Virginia lawmakers OK bills to expand access to CBD, THC-A oils
In the final weeks of its 2019 session, the General Assembly passed three bills that would help people using cannabis-derived medications.
On Saturday, the House and Senate gave final approval to a bill allowing students who have proper documentation to use CBD oil and THC-A oil at school.
SB 1632, sponsored by Sen. Glen Sturtevant, R-Richmond, would prohibit schools from suspending or expelling a student for using CBD or THC-A oil with valid permission. The bill also would protect school nurses from prosecution of possessing and distributing the oils in accordance with school board policy.
Earlier in the month, legislators passed:
- SB 1557, introduced by Sen. Siobhan Dunnavant, R-Henrico. It would allow physician assistants and licensed nurse practitioners to write a certification for cannabidiol oil and THC-A oil.
- SB 1719, filed by Sen. David Marsden, D-Fairfax. It would allow patients receiving CBD or THC-A oil to designate a registered agent to pick up the medication on their behalf.
Dunnavant, the only physician in the Virginia Senate, has been an advocate for expanding access to medical cannabis.
“Allowing nurse practitioners to make treatment available will shorten the wait time and suffering for patients dealing with pain,” Dunnavant stated in support of SB 1557. “It is an effective way for physicians to offer low-cost and low-risk remedies to their patients.”
Dunnavant hopes that expanding the use of cannabis-derived medications will help combat the growing opioid crisis.
“Overdose deaths related to prescribed opiates have decreased by 25 percent in states where medical marijuana programs are available. The potential side effects and risks of medically administered CBD and THC-A are far lower than opiates and many pharmaceutical drugs currently requiring a doctor’s prescription,” Dunnavant’s website states.
CBD, or cannabidiol, and THC-A, or tetrahydrocannabinolic acid, are two of the main compounds in the cannabis sativa plant.
Both components interact with cannabinoid receptors in the body that affect mood, pain, and memory. Neither contains the properties that produce a high. When raw, TCH-A has no psychoactive effects; only when burned does it become THC. Hemp, also a cannabis plant, is more widely used for CBD oil for its very low level of THC.
CBD and THC-A oils are used by many people to treat anxiety, migraines, nausea and other health problems. THC-A oils can achieve the same results as CBD oil but are less potent.
The U.S. Food and Drug Administration does not endorse any CBD or THC-A medication with the exception of Epidiolex, used to treat seizures from two rare forms of epilepsy. The U.S. Drug Enforcement Administration says it will support further research by the FDA into different components of cannabis.
“DEA will continue to support sound and scientific research that promotes legitimate therapeutic uses for FDA-approved constituent components of cannabis, consistent with federal law,” said Acting DEA Administrator Uttam Dhillon in a press release.

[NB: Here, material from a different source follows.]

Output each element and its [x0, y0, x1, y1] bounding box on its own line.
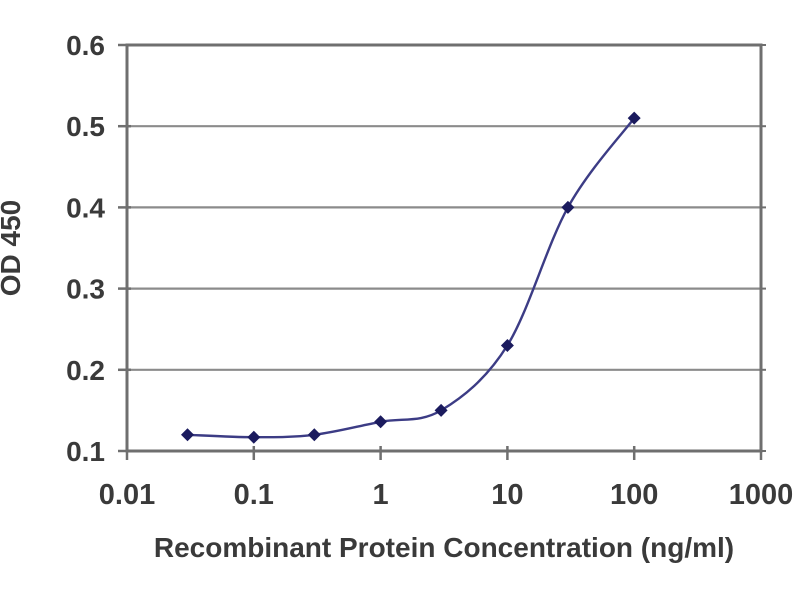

Virginia has moved slowly in allowing access to medical cannabis.
In 2015, the General Assembly passed legislation allowing CBD and THC-A oils only for the treatment of intractable epilepsy. Last year, lawmakers passed a bill sponsored by Dunnavant authorizing medical practitioners to recommend the oils to treat or ease the symptoms of any diagnosed disease or condition.
By expanding the definition of practitioner to include nurses, SB 1557 would make it even easier for Virginians to use the medical treatment.
“Expanding the availability of effective treatment options is both compassionate and practical,” Dunnavant said.